All of these children had seen birth and death. They had seen many dead bodies. They had watched miscarriage and peeked under the arms of the old women who were washing and commenting upon the undeveloped fœtus. There was no convention of sending children of the family away at such times, although the hordes of neighbouring children were scattered with a shower of stones if any of the older women could take time from the more absorbing events to hurl them. But the feeling here was that children were noisy and troublesome; there was no desire to protect them from shock or to keep them in ignorance.

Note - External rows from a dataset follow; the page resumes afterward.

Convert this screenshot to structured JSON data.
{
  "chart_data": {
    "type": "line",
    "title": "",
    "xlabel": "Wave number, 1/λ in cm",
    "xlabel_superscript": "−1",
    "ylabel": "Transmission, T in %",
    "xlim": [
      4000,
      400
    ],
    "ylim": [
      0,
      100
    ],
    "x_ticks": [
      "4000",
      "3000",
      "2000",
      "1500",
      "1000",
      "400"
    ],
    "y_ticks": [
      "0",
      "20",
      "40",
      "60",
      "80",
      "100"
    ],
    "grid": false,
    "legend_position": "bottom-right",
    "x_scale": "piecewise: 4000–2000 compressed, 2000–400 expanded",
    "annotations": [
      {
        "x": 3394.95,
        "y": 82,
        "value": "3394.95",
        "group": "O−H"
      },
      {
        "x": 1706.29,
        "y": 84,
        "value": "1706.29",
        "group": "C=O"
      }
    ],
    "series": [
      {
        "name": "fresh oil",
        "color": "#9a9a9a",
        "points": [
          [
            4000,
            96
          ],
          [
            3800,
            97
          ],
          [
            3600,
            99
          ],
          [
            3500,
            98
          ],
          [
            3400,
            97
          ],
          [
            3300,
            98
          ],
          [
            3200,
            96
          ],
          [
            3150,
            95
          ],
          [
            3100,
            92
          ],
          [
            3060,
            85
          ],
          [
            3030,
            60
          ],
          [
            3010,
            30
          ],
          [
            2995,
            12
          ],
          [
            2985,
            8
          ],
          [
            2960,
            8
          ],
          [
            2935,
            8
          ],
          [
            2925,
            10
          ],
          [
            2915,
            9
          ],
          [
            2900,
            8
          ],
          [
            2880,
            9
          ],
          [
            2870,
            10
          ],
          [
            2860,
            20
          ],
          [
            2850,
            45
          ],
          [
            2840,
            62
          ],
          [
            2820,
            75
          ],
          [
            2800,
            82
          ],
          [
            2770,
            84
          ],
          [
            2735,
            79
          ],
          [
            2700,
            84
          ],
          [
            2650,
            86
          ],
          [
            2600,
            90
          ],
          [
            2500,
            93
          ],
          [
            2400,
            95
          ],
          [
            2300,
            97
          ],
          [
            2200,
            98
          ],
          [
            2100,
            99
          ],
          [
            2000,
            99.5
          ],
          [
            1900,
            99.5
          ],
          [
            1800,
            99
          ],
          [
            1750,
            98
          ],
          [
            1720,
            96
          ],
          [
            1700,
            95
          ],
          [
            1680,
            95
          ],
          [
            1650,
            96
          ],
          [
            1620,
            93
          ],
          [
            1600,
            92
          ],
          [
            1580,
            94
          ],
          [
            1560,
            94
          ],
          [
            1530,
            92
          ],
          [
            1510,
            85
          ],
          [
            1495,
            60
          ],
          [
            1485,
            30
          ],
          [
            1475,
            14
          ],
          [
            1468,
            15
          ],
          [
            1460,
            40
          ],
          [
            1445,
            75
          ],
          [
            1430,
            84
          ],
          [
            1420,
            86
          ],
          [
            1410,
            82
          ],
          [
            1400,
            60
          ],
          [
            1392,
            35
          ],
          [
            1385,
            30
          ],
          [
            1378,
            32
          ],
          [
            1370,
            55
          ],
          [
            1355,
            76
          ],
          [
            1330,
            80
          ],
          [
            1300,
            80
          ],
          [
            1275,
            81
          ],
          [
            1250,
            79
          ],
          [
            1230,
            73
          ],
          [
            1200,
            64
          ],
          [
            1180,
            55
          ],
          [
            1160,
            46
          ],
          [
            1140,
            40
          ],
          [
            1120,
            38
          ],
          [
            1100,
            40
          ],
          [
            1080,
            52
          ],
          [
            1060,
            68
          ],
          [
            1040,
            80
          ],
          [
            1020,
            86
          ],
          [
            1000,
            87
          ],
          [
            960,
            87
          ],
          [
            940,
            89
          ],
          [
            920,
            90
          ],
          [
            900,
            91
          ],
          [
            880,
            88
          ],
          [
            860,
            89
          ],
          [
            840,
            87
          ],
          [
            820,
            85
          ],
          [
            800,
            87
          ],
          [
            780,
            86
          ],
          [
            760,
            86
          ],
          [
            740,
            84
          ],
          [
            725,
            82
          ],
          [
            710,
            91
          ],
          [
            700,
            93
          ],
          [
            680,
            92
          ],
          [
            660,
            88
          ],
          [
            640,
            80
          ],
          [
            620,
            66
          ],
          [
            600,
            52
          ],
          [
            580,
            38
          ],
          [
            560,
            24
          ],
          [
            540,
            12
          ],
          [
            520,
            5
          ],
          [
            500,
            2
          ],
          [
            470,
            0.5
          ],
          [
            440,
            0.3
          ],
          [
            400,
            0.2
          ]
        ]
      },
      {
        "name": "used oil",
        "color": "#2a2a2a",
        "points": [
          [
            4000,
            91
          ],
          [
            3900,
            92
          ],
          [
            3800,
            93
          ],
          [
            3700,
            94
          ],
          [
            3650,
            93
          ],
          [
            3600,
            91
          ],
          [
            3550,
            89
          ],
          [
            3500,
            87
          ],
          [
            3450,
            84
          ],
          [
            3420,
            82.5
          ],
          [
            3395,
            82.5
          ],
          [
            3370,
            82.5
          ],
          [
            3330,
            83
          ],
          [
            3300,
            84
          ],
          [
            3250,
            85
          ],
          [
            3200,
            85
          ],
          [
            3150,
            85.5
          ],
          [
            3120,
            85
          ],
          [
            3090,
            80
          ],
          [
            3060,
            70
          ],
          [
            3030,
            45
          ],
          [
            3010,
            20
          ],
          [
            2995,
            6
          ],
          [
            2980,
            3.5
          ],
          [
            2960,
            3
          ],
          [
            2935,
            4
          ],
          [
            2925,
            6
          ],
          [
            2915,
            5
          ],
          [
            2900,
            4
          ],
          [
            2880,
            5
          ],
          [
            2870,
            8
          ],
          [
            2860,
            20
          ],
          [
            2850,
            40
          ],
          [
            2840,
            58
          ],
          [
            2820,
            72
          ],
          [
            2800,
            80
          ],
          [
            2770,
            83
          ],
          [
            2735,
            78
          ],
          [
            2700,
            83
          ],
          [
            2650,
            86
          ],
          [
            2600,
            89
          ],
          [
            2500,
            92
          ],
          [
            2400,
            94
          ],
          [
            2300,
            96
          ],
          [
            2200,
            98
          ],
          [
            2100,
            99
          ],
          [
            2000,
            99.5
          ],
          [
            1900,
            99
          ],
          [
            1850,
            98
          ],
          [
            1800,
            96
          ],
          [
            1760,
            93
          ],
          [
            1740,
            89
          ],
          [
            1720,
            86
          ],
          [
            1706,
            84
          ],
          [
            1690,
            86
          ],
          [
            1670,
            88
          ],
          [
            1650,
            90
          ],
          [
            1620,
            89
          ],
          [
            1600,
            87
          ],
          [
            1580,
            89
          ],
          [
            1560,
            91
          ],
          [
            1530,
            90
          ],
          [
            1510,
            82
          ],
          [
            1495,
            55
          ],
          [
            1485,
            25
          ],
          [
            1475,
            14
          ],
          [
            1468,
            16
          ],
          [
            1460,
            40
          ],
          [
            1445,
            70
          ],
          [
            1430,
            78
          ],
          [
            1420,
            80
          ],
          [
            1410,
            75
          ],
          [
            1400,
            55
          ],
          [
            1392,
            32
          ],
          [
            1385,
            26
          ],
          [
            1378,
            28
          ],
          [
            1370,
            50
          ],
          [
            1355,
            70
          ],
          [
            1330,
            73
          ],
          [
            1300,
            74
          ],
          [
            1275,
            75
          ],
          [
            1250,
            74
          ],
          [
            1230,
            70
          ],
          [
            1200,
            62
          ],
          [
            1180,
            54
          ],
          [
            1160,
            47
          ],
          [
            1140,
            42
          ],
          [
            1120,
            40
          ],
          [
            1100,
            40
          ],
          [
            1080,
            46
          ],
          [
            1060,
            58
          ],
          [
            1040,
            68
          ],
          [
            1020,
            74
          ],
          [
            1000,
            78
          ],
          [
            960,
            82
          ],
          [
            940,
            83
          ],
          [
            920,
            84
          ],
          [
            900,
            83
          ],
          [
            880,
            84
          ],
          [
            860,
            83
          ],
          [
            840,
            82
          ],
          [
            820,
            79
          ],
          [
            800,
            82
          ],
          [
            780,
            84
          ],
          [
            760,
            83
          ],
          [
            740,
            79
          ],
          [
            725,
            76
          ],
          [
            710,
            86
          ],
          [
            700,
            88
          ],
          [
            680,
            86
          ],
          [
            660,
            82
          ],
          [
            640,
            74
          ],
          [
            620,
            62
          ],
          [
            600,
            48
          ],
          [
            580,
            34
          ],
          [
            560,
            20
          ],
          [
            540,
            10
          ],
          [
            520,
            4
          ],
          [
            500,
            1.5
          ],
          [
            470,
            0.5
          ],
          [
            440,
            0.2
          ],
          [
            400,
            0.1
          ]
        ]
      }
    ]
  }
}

About half of the children had seen a partly developed fœtus, which the Samoans fear will otherwise be born as an avenging ghost, cut from a woman’s dead body in the open grave. If shock is the result of early experiences with birth, death, or sex activities, it should surely be manifest here in this postmortem Cæsarian where grief for the dead, fear of death, a sense of horror and a dread of contamination from contact with the dead, the open, unconcealed operation and the sight of the distorted, repulsive fœtus all combine to render the experience indelible. An only slightly less emotionally charged experience was the often witnessed operation of cutting open any dead body to search out the cause of death. These operations performed in the shallow open grave, beneath a glaring noon-day sun, with a frighted, excited crowd watching in horrified fascination, are hardly orderly or unemotional initiations into the details of biology and death, and yet they seem to leave no bad effects on the children’s emotional make-up. Possibly the adult attitude that these are horrible but perfectly natural, non-unique occurrences, forming a legitimate part of the child’s experience, may sufficiently account for the lack of bad results. Children take an intense interest in life and death, and are more proportionately obsessed by it than are their adults who divide their horror between the death of a young neighbour in child-bed and the fact that the high chief has been insulted by some breach of etiquette in the neighbouring village. The intricacies of the social life are a closed book to the child and a correspondingly fascinating field of exploration in later life, while the facts of life and death are shorn of all mystery at an early age.